Services on Demand
Print version ISSN 0074-0276
On-line version ISSN 1678-8060
Mem. Inst. Oswaldo Cruz vol.96 no.1 Rio de Janeiro Jan. 2001
Biological Characterization of Trypanosoma cruzi Strains
Vol. 96(1): 53-59, January 2001
Rafael A Martínez-Díaz/+, José A Escario*, Juan J Nogal-Ruiz*, Alicia Gómez-Barrio*
Departamento de Medicina Preventiva (Parasitología), Facultad de Medicina, Universidad Autónoma de Madrid, C/Arzobispo Morcillo s/n, 28029 Madrid, España *Departamento de Parasitología, Facultad de Farmacia, Universidad Complutense de Madrid, Madrid, España
Biological parameters of five Trypanosoma cruzi strains from different sources were determined in order to know the laboratory behaviour of natural populations. The parameters evaluated were growth kinetics of epimastigotes, differentiation into metacyclic forms, infectivity in mammalian cells grown in vitro and parasite susceptibility to nifurtimox, benznidazole and gentian violet. Differences in transformation to metacyclic, in the percentage of infected cells as well as in the number of amastigotes per cell were observed among the strains. Regarding to pharmacological assays, Y strain was the most sensitive to the three assayed compounds. These data demonstrate the heterogeneity of natural populations of T. cruzi, the only responsible of infection in humans.
Key words: Trypanosoma cruzi - strains - characterization
Trypanosoma cruzi is the etiologic agent of Chagas disease, a frequently fatal illness affecting the heart and gastrointestinal systems. An estimated 16 to 18 million people in Latin America and 50,000 to 100,000 people in the United States are infected with this pathogen (WHO 1991). A striking feature of T. cruzi is its heterogeneity in relation to biological properties. Differences in growth rates, infectivity, tissue tropism, antigenic composition, virulence and morbility in animal models and susceptibility to immune sera and chemotherapeutic drugs have been reported in parasite isolates (Andrade et al. 1975, 1985, Brener et al. 1976, De Castro & De Meirelles 1987, Melo & Brener 1978, Neal & Van Bueren 1988, Roval et al. 1990). In humans, a broad spectrum of clinical presentations in Chagas disease is observed, possibly reflecting the heterogeneity among T. cruzi isolates and/or genetic differences in the immune response of the host (Brener 1980).

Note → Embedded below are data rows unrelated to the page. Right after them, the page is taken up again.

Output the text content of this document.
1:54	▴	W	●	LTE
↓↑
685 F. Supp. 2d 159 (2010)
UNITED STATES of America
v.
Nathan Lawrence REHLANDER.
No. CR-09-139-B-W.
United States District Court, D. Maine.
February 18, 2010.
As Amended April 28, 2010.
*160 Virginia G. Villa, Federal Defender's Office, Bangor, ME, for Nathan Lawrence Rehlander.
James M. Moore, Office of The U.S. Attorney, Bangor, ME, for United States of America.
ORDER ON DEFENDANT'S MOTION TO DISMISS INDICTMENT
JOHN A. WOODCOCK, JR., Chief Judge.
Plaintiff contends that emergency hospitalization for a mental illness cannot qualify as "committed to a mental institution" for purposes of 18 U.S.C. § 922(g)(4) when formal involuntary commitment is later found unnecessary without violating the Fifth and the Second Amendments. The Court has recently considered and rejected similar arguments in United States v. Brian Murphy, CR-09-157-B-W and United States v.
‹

Early studies also revealed substantial isozymic variability among isolates, defining three major groups or zimodemes (Miles et al. 1980). Characterization of different classes of parasites has been also achieved by studying restriction fragment length polymorphism of kDNA (Morel et al. 1980). Therefore, both biological and genetic characteristics have shown a marked polymorphism in natural populations of T. cruzi.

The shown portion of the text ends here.